The Life Away From Home
On the Sunday during my visit, we noticed a group of young Indian men with their Filipina girlfriends relaxing on the fields behind Dhoby Ghaut station, soaking in the sun and drinking beer. I noticed that the men were Punjabi, so I approached them and asked about their experience working and living in Singapore. We soon found out that these Filipino women were their girlfriends. This took me back a bit, as communication between them and their girlfriends was limited to broken English. Then, in Punjabi, they expressed how their girlfriends were only temporary as they have to return to India once their employment residence expires. Just like the Indian men, these Filipino women were also in Singapore as migrant economic workers.
“Of course, the relationship is not serious. This girl gives me, you know, fun. I am not allowed to bring any family with me, so the only people I do have are my friends. I cannot still be with my girlfriend when I go back to India next year; my parents want me to get a job and get married with a Punjabi girl,” said one of them.
Obviously, the girls did not understand Punjabi, so were completely unaware what the men just told me, that their men are using them for sex. The women by their side looked extremely attached to their ‘boyfriends’ so let’s hope they can cope when their men leave Singapore to return to India.
The condition of Indian unskilled migrant workers in Singapore is one that is widely ignored by many Singaporeans. It was once said that “migrants want to work in beloved adopted country”. I don’t believe so.

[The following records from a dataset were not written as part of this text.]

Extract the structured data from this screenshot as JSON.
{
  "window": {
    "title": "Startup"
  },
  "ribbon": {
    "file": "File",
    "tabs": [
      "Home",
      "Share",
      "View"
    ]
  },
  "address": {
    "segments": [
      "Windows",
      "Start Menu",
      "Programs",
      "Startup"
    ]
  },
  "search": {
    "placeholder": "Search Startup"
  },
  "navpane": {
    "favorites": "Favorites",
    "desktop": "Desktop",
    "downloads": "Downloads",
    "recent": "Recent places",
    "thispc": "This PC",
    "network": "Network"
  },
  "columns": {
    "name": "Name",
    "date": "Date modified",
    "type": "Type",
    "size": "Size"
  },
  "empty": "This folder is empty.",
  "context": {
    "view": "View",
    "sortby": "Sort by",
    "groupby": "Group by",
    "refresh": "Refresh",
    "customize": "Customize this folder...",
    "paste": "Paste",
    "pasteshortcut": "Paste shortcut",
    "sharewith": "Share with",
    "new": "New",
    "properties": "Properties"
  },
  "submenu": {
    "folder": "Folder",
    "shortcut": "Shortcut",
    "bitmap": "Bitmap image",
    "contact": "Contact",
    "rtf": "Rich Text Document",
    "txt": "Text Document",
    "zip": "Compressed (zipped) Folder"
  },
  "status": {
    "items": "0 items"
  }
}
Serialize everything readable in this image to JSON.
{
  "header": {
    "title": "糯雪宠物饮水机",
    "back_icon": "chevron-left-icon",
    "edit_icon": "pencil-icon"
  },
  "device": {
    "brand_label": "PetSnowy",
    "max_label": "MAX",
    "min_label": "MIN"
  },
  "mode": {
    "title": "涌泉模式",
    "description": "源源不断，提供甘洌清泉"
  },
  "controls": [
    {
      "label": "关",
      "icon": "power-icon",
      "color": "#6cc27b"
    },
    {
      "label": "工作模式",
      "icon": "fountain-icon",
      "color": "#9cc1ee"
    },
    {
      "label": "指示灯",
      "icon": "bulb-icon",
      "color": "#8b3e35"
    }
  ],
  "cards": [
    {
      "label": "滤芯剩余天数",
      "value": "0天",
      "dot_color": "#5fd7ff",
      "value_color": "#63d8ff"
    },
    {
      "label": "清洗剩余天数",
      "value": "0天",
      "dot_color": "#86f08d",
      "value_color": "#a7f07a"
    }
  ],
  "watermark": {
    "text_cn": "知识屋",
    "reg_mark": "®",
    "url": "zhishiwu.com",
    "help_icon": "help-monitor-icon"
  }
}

The total disregard of their migrant community in the national identity of Singapore represents that even though the nation prides itself on its racial harmony, it does not portray racial unity.
The complete marginalisation of the migrant community, including Indians, does intensify the parasitic relationship between the nation and the workers.
Whereas Indian migrant workers do benefit from the higher wages available in Singapore (the highest in Southeast Asia), the workers are concentrated in their own districts with limited liberties.
The migrant workers are not permitted to bring any of their family with them, with a short residency only allowed to a couple of years and their prospects of permanent residency being very unlikely.